Open jamesallenevans opened 4 years ago
The authors strive for grammatical purity. They put much effort into “abstracting away from general statistical regularities” (p. 1792) to “combat [the] problem that [...] many existing evaluation data sets contain biases that allow for high performance based on superficial cues” (p. 1791). But are the authors not overcorrecting? The examples of generated sentences provided in table 1 (p. 1795) are grammatically correct, but it is almost impossible to imagine a situation in which regular speakers/authors would use them, e.g., “the doctors that helped the lawyers are being recommended by the student.” Most grammatically possible sentences will never be formed by human beings. The superficial cues may hence not be so superficial at all.
I really like the "lexicalized case frame" the authors employ in creating the event representations of sentences. They remind of abstract syntax trees in programming, and I think that the authors are right when they say that these are good semantic representations.
Maybe I'm misunderstanding the point of the article, but why did they prune away the grammatically incorrect sentences (leaving them with the grammatically correct, but as @ckoerner648 noted, weird sentences in Fig. 2)? Are they taking grammar to the be the ground truth algorithm of language?
It would be awesome to have Dr. Ettinger speak to the class (or the MACS workshop 🙂).
Like @ckoerner648 mentioned, there is the danger of overcorrecting in the generation model, but I would argue that the effects of bias are perhaps a greater danger that should be prioritized. The diminishing of bias in a dataset might justify inaccuracy with overcorrection, or is it perhaps, necessary to strike a balance between the two?
This was a great paper to read, and stands in stark contrast to the OpenAI GPT-2 paper for its focus on interpretability and the extraction of meaning. It's interesting to note that they adapted techniques from cognitive neuroscience and psycholinguistics to interrogate the accuracy and structure of neural network methods.
How do BERT, ELMo and GPT-2 perform on the set of tests proposed in this paper? For me, these tests could provide greater insight about how these models parse meaning, even with sentence structures that are rarely used (like those in Table 2).
I like how Ettinger et al. probe the possibility of teasing the meaning of sentences which seems to be overlooked in models like embeddings. My question is on the application of their approach to texts that social scientists are interested in. What would be the example of applications, say in Sociological research?
I like the idea to add semantic(syntax?) structure in one sentence into the model.
Ettinger et al.’s work seems to complement the other works we read this week in that their work aims to increase the interpretability of neural network models and to provide explanations of model predictions. Thus, it will be very interesting to apply their model to neural network models such as LSTM and to see how these models learn the composition of sentences. They underscore the importance of composition in meaning extraction of sentences. The authors distinguish their work which focus on systematic compositional processes from those that suffer from biases based on general statistical regularities (1791).

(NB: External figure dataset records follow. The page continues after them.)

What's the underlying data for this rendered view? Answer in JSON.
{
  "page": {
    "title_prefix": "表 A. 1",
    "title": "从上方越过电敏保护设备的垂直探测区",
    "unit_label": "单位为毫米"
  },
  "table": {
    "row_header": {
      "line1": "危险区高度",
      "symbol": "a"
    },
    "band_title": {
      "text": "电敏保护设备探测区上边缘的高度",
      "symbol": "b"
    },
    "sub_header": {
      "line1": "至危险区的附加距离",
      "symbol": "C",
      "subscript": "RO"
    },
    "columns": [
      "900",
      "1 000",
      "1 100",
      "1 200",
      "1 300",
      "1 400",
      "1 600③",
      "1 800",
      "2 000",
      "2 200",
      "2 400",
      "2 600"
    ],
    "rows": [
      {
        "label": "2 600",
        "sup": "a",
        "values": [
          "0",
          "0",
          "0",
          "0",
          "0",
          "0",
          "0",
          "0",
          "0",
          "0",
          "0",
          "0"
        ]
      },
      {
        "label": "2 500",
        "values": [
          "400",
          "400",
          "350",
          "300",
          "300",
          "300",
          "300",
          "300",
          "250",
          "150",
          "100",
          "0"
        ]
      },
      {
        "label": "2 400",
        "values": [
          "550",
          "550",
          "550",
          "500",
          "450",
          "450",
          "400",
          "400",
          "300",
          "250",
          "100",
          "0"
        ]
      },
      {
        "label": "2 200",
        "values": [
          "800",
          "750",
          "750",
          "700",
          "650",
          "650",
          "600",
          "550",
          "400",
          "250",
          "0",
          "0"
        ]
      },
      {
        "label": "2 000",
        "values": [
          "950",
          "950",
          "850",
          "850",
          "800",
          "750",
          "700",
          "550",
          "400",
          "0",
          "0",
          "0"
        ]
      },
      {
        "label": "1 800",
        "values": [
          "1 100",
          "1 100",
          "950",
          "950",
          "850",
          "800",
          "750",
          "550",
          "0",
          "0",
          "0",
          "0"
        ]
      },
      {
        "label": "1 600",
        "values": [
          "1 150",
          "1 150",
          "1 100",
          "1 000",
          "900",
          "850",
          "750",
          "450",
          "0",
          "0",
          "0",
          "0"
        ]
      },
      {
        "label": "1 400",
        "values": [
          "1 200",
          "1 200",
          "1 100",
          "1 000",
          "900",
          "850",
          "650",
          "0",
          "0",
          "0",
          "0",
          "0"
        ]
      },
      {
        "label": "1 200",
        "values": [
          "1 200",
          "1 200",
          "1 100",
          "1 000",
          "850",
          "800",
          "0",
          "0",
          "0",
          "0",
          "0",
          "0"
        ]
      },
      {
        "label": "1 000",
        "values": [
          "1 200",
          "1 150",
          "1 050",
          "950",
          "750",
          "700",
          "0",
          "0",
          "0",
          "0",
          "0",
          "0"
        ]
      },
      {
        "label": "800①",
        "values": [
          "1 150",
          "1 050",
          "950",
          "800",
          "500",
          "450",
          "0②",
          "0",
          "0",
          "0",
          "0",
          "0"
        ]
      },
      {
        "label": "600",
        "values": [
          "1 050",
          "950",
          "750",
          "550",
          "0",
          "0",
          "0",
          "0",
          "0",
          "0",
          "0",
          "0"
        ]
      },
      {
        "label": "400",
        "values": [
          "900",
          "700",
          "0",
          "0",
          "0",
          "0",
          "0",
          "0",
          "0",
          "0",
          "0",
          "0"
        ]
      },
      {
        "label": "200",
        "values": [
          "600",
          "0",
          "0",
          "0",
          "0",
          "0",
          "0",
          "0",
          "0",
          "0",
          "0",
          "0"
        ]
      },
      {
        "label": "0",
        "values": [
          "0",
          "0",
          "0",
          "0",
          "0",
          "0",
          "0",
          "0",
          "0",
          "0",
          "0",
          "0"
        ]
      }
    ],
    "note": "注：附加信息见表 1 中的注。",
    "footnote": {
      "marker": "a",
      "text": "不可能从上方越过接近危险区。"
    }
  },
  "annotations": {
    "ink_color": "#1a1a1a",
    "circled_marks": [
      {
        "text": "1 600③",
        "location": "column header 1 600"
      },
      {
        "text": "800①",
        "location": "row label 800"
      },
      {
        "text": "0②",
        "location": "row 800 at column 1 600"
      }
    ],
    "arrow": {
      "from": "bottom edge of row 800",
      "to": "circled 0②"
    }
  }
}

This article used a well-controlled experiment to test the ‘semantic’ capability of different sentence embedding models. However, it did not show promising results that sentence embedding models failed to figure out whether the subject is the ‘agent’ or not. I like this study very much that it gives detailed considerations of confounding variables; while I am still very shocked by the results that even the most advanced sentence embeddings could not extract the simple ‘agent’/‘subject’ relationship in the sentence.

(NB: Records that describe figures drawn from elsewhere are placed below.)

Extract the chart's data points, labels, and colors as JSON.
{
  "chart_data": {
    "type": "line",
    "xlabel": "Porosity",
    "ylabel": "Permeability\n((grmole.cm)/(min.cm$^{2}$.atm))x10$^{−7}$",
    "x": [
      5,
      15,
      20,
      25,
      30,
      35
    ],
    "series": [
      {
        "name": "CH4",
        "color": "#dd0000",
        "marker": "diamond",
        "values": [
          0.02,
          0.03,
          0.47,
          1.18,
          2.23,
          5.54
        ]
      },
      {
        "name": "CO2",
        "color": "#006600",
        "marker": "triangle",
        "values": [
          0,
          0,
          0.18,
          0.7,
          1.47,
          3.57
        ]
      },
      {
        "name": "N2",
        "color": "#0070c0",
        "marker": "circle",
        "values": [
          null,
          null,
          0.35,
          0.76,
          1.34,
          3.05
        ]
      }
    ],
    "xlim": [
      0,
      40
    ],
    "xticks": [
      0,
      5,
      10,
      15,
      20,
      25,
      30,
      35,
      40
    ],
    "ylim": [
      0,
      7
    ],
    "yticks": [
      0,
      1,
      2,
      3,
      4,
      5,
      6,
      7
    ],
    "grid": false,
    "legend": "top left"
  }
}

I think technically this paper tried to make us understand the importance of the variations that happened in NLP, which reveals a current drawback of most NLP methods: unable to capture the relationship or build human-like logic connections between words or BOW. The author proposed a system with annotated sentences to reduce this kind of inability to some extent, so I hope to know if we can find other approaches to understand the connections by deductions rather than annotated information?
Ettinger, A., Elgohary, A., Phillips, C., Resnik, P. (2018). “Assessing Composition in Sentence Vector Representations.” Proceedings of the 27th International Conference on Computational Linguistics.